If the key “swing vote” between Kurds and Arabs in Kirkuk is held by the Turkoman, the Yezidis around Mosul could play a similar role. The majority of Yezidis live close to the current boundary, and they are believed to be divided on the issue of annexation.

Some Bashiqa residents interviewed by IWPR were convinced that the incident was in some way orchestrated by pro-annexation groups trying to push the Yezidis to side with the Muslim Kurds in a vote to determine the area’s future.

“It was fabricated to urge people to take the side of Kurdistan,” said Assim Khalil, a Yezidi civil servant, adding that he believed Kurdish politicians wanted to heighten fears of radical Islamists among the community.

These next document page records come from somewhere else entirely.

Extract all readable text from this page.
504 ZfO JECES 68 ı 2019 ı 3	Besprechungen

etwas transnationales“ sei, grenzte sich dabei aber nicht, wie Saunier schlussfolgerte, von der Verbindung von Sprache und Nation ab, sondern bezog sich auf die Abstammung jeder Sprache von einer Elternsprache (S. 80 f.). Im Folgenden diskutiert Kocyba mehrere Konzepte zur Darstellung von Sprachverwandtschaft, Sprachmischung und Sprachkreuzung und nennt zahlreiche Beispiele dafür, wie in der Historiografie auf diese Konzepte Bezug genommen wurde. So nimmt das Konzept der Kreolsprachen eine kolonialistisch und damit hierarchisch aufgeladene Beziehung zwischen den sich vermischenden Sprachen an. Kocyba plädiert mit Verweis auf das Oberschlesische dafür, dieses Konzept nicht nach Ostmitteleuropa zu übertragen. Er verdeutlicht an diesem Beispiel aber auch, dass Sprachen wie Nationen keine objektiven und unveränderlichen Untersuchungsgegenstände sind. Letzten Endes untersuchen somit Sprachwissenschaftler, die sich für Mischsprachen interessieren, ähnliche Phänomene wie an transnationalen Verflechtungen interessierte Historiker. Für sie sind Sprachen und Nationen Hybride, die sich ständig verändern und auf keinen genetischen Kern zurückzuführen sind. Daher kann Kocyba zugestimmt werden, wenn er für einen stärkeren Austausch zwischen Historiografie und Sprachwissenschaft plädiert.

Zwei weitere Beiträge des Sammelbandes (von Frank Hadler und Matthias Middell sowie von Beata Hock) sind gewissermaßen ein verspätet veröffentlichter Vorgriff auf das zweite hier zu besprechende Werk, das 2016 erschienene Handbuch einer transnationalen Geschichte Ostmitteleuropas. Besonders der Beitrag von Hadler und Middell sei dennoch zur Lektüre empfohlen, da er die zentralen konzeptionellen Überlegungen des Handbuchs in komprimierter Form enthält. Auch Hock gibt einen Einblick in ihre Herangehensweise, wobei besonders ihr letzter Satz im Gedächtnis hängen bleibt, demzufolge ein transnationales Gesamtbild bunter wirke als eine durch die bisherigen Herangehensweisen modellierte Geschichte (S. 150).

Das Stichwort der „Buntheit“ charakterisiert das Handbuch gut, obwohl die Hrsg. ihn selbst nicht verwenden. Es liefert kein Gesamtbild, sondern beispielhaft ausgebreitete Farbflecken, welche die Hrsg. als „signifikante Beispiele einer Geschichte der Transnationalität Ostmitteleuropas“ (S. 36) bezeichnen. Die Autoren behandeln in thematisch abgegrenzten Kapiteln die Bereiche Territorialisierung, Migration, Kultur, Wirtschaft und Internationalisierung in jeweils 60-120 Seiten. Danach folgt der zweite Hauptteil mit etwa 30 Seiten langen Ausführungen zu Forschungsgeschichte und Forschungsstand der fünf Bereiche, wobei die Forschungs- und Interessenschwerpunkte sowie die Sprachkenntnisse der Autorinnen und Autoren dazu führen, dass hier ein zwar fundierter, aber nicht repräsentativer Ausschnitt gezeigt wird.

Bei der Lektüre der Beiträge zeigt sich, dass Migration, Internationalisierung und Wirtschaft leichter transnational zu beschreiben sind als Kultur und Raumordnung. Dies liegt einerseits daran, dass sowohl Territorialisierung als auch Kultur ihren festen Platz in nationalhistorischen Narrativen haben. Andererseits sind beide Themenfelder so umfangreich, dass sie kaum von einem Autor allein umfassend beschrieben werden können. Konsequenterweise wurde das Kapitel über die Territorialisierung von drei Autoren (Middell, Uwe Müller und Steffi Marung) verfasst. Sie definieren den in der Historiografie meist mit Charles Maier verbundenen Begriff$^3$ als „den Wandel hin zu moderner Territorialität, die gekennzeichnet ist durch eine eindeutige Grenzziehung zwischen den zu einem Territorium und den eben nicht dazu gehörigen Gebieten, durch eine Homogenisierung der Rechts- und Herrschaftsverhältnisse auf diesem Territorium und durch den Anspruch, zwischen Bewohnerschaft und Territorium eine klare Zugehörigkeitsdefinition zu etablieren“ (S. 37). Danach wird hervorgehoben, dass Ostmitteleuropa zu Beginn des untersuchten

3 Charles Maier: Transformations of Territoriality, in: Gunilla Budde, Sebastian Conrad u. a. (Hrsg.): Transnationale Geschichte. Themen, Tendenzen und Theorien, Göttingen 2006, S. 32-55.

A local Kurdish politician, Ghayyath Soorchi of the Patriotic Union of Kurdistan, countered with the claim that “Baathists and insurgents” were involved in the killing.

Yet more scope for conspiracy theories was created by the circulation of leaflets purporting to be from the “Islamic State of Iraq” and offering protection for any Yezidis who wanted to convert to Islam.

UNEASY PEACE

Meanwhile, a joint force of police and Iraqi army soldiers has been sent to cordon off Bashiqa to ward off reprisal attacks on either side.

Women’s groups and other NGOs staged a demonstration outside the Kurdish parliament to protest against the murder of Duaa and to call for changes to civil law and curbs on the influence of religious and tribal leaders.

Other voices calling for moderation were hard to hear above the recriminations, in an area that until recently was best known for peaceful coexistence.

Edo Bashar, a Yezidi and a former civil servant, was outraged by a killing ostensibly committed in the name of his community.

“Such penalties are unacceptable,” he said. “No Yezidi religious text prescribes such a punishment. People in the modern world will view the Yezidis as a racist and unforgiving people lacking in either intelligence or reason. Barbarism is no way to uphold a religion.”

This article was compiled from the reports of a number of IWPR contributors in Iraq.

This article has been produced with support from the International Republican Institute (IRI).